Tech Stocks: Look Before You Jump

Last week was remarkable for technology investors. Share prices in this sector increased by 9.4%. After the market closed on Tuesday, Intel’s (INTC) second-quarter earnings announcement breathed life into the stock market and sent many tech names stampeding higher.

The good
Intel reported its strongest first- to second-quarter growth since 1988 and offered upbeat comments for the second half of 2009. Based on improving conditions in the PC market, the technology benchmark expects third-quarter sales to reach $8.5 billion, well above the $7.8 billion bill forecast by analysts. Commenting on the chip giant’s results, one analyst quipped: “Intel had a terrific quarter by almost every metric.”

This bullish enthusiasm continued through the week after International Business Machines (IBM) also beat analysts’ earnings forecasts. Relentless cost cutting through automation and shifting work to lower-cost locations allowed IBM to increase profits 12% to $3.1 billion, even as sales declined 13% to $23.3 billion. IBM’s earnings tally of $2.32 per share beat analysts’ forecast of $2.02 per share. The tech titan raised its 2009 EPS forecast to at least $9.70 a share, 50 cents a share higher than its January forecast.

The bad
Although Intel and IBM reported relatively strong results, the strength in operations did not resonate through other technology names. Nokia’s (NOK) forward-looking statement worried investors. Trailing rivals like Apple (AAPL) and Research In Motion (RIMM) in the smartphone race, Nokia cut its operating margin forecast on ‘mid-teens’ phones to around 10%.

Citing weak demand for computer hardware from business customers, higher component costs and a competitive pricing environment, Dell (DELL) lowered its gross margin forecast for its July quarter.

Invest in technology?
So, given that tech companies have mixed performance, is the tech sector worth investing in? Given the prospect of a stabilizing economy, I think the answer is yes. However, selectivity is key.

Look before you jump!
Fidelity Select Technology (FSPTX), Technology Select Sector SPDR (XLK) and Vanguard Information Technology (VGT) represent a sampling of broad technology-related sector funds and ETFs available to invest. Here’s how these investments have fared since the market bottomed on March 9.

FSPTX has led the pack with a whopping 70% return. This tops the 53% gain for VGT by 17%. XLK has lagged behind the pack with a 45% advance.

Why such differences?
As always, the devil is in the details. While FSPTX, XLK, and VGT all have technology in their names, they differ in holding market capitalization, industry exposure, and expense ratio. XLK includes telecommunications service companies, while the others typically do not.
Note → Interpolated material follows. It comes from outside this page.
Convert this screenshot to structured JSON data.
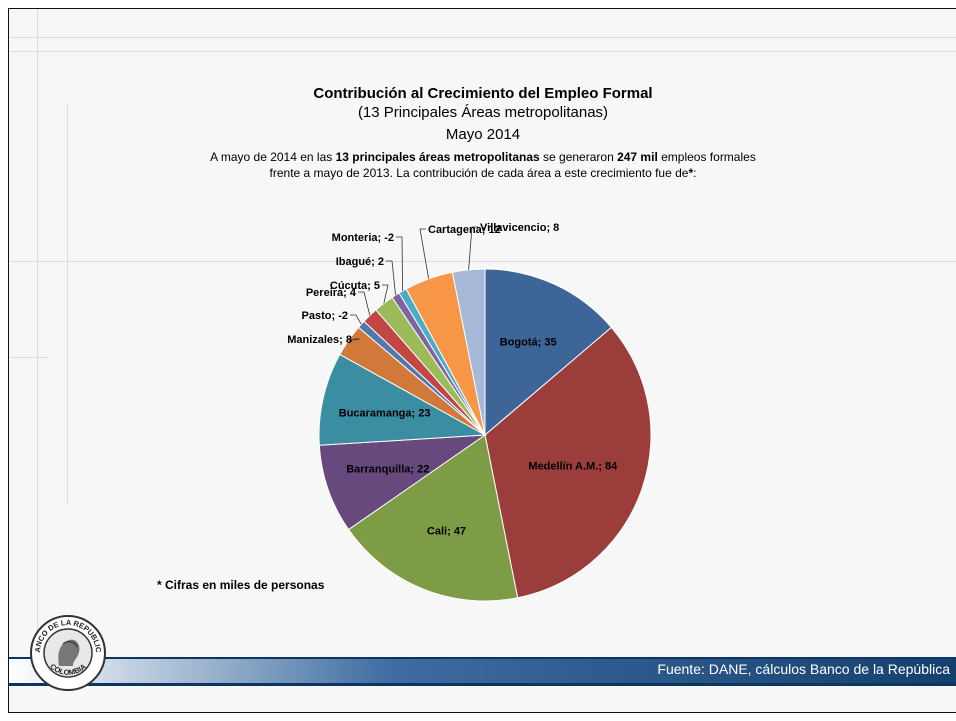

FSPTX often includes small- and mid-cap technology companies, while XLK and VGT are heavily skewed toward large-cap names.

Exposure to telecom service companies such as AT&T and Verizon is holding back XLK’s performance, while increased exposure to mid-cap names has helped FSPTX outperform the competition since March 9. Instead of choosing investments with the lowest expense ratio or highest trading volume, it pays to understand what your mutual fund or ETF holds.